Sempre existiu o tráfico nas UPPs. Nunca foi diferente. O modelo esgotou. Não foi bem feito no começo, houve muito marketing, e não houve as reformas sociais. Não sou contra, mas o modelo esgotou. E aí se vê essa barbaridade todas as semanas. O menino ou menina, que vai para a zona sul roubar, ele já passou por todas as etapas que não funcionaram, seja na escola ou na família. Eles já passaram por etapas terríveis. Quando chegaram não tem nada. Já passou por abuso, já apanhou.

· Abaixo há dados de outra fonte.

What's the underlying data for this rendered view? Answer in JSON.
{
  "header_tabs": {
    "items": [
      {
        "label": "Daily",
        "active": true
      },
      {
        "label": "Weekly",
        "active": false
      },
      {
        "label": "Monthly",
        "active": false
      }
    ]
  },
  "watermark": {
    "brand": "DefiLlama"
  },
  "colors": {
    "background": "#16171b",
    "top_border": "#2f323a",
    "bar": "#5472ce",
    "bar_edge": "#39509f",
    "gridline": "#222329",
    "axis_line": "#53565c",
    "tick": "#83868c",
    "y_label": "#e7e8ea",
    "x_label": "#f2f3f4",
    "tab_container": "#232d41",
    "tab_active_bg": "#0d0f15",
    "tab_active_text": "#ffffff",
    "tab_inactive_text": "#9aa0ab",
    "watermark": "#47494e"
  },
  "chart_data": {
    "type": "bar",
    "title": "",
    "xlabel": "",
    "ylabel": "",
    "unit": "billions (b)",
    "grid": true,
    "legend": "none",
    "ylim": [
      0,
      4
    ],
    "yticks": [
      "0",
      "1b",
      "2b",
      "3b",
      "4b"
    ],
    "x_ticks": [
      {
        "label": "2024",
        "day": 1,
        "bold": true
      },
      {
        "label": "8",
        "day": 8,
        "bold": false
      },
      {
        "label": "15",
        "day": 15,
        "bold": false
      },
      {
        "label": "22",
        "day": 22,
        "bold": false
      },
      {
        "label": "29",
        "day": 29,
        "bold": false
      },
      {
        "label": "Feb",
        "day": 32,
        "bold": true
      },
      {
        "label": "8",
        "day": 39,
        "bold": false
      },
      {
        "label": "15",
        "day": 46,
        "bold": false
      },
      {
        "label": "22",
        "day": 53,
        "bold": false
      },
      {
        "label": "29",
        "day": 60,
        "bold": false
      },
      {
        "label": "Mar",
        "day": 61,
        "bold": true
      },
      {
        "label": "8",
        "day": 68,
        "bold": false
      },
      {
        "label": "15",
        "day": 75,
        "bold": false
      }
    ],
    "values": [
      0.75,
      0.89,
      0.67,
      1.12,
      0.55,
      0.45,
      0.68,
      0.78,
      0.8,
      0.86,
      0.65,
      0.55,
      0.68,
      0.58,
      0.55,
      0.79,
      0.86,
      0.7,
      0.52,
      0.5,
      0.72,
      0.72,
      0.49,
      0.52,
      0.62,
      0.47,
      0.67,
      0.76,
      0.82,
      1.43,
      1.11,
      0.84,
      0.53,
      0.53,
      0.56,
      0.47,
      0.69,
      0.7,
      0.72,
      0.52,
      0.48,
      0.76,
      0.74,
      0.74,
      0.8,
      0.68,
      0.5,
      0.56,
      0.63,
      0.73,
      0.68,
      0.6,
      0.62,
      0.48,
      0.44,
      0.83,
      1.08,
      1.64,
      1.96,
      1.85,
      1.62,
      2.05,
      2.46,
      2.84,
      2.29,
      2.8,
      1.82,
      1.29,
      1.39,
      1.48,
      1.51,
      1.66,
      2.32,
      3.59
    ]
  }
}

E a rua é a melhor solução do que ficar em casa. 

Nota da redação: Após a publicação da entrevista, e diante da sua repercussão nas redes sociais, o secretário municipal de Desenvolvimento Social e vice-prefeito do Rio de Janeiro, Adilson Pires, contactou a reportagem do Terra para esclarecer que "eu não disse nenhuma declaração desse teor, não sei de onde ela interpretou isso".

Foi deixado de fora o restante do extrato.